Vóór de sluiting van het huwelijk kan je bij de notaris een huwelijksovereenkomst afsluiten (hiervan wordt melding gemaakt in de huwelijksakte en in het trouwboekje). Hoe je daarin de patrimoniale rechten regelt, daar ben je behoorlijk vrij in, mits de echtgenoten zich houden aan de primaire regels en geen inbreuk begaan op de regels van openbare orde en goede zeden.

Allereerst is er het wettelijk stelsel, dat van rechtswege van toepassing is, tenzij de echtgenoten een andersluidende huwelijksovereenkomst afsloten (aanvullend karakter van het wettelijk stelsel). Het wettelijk stelsel vertrekt van een scheiding van goederen (wat voor het huwelijk eigen was, blijft ook eigen) met een gemeenschap van aanwinsten (wat tijdens het huwelijk wordt verworven, wordt gemeenschappelijk). Dat is het basisstelsel. De wetgever was namelijk van oordeel dat dit het best beantwoordt aan de situatie van een gemiddeld gezin, waarbij echtgenoten bij aanvang niet te veel goederen hebben en de inkomsten uit arbeid van beide partners de voornaamste bron van inkomsten vormen. De idee van een zeker eigen vermogen vloeit voort uit de veronderstelling dat echtgenoten vóór het huwelijk toch al enig vermogen hebben en tijdens het huwelijk goederen om niet verwerven. Goederen om niet zijn goederen waarvoor niet betaald wordt, bv. door een schenking, een testament of een nalatenschap.

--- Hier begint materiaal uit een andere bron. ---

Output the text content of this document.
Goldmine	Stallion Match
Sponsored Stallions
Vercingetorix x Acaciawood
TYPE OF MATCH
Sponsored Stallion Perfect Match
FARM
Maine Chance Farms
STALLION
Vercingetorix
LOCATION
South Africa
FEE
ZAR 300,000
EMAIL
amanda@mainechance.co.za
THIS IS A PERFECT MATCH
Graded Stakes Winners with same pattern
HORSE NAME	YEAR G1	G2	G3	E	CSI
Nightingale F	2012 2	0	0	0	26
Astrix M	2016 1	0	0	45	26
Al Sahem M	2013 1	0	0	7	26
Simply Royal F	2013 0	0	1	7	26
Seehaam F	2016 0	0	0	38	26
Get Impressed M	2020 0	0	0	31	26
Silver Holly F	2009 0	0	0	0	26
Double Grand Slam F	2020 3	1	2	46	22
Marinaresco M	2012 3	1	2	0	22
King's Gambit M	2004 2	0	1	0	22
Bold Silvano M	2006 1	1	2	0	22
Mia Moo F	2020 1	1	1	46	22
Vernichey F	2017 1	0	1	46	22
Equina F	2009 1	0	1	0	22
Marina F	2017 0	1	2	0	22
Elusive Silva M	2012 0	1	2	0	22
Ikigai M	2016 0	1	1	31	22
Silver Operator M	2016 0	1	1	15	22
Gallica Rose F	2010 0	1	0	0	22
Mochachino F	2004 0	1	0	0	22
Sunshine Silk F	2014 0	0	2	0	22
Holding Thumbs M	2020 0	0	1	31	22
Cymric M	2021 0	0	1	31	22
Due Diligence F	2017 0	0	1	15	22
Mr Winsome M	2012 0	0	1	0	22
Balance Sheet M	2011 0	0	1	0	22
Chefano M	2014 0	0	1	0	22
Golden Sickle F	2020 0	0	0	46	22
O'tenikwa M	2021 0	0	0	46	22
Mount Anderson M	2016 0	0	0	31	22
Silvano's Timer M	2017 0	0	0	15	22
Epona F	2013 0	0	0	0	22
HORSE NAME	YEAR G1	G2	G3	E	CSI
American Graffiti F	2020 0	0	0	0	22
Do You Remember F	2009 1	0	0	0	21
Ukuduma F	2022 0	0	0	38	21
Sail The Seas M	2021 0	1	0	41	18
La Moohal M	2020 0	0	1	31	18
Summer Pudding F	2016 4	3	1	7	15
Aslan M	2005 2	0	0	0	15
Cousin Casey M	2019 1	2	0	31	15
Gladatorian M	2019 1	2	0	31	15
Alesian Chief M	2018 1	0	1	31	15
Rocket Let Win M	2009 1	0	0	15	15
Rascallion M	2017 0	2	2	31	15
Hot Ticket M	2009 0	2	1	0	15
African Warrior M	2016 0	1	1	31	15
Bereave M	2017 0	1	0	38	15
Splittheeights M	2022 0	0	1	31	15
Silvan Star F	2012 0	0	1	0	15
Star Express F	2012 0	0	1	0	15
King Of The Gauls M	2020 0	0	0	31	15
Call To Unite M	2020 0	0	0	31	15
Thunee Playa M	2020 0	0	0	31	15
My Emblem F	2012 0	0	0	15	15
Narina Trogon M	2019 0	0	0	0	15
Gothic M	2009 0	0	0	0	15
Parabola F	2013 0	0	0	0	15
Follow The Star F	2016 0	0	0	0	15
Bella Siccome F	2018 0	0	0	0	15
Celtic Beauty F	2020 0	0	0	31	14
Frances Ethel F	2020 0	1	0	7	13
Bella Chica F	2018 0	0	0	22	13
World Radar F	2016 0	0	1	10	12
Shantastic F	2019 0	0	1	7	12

Deze goederen behoren tot het eigen vermogen.

Naast het wettelijk stelsel bestaan er twee andere standaardstelsels (al zijn ook verdere tussenoplossingen mogelijk). Deze vallen onder de noemer “conventionele stelsels”, omdat zij door de echtgenoten worden overeengekomen in een huwelijksovereenkomst die verplicht bij notariële akte moet worden opgemaakt. Er is een “stelsel van algehele gemeenschap”, waarbij in vergelijking met het wettelijk stelsel alle baten verder worden uitgebreid. De andere mogelijkheid is een stelsel dat een zuivere scheiding van goederen met zich meebrengt.

In een eerste mogelijkheid pas je het wettelijk stelstel aan door het gemeenschappelijke vermogen uit te breiden. De partijen bepalen dat het gemeenschappelijk vermogen al hun tegenwoordige en toekomstige goederen zal omvatten en dat er dus een algehele gemeenschap zal bestaan. Zo vul je het wettelijk stelsel aan met een lijst van eigen goederen. Soms wordt dat om praktische redenen gedaan; je bent bijvoorbeeld eigenaar van een bouwgrond en daarop zal een gezinswoning worden gebouwd. Je brengt dat in om de gevolgen van het niet-inbrengen, zoals de vergoedingsregeling, te vermijden. Men ziet deze regeling bijvoorbeeld bij echtgenoten die op latere leeftijd in het huwelijk treden of kinderloos zijn en zoveel mogelijk de langstlevende echtgenoot willen bevoordelen.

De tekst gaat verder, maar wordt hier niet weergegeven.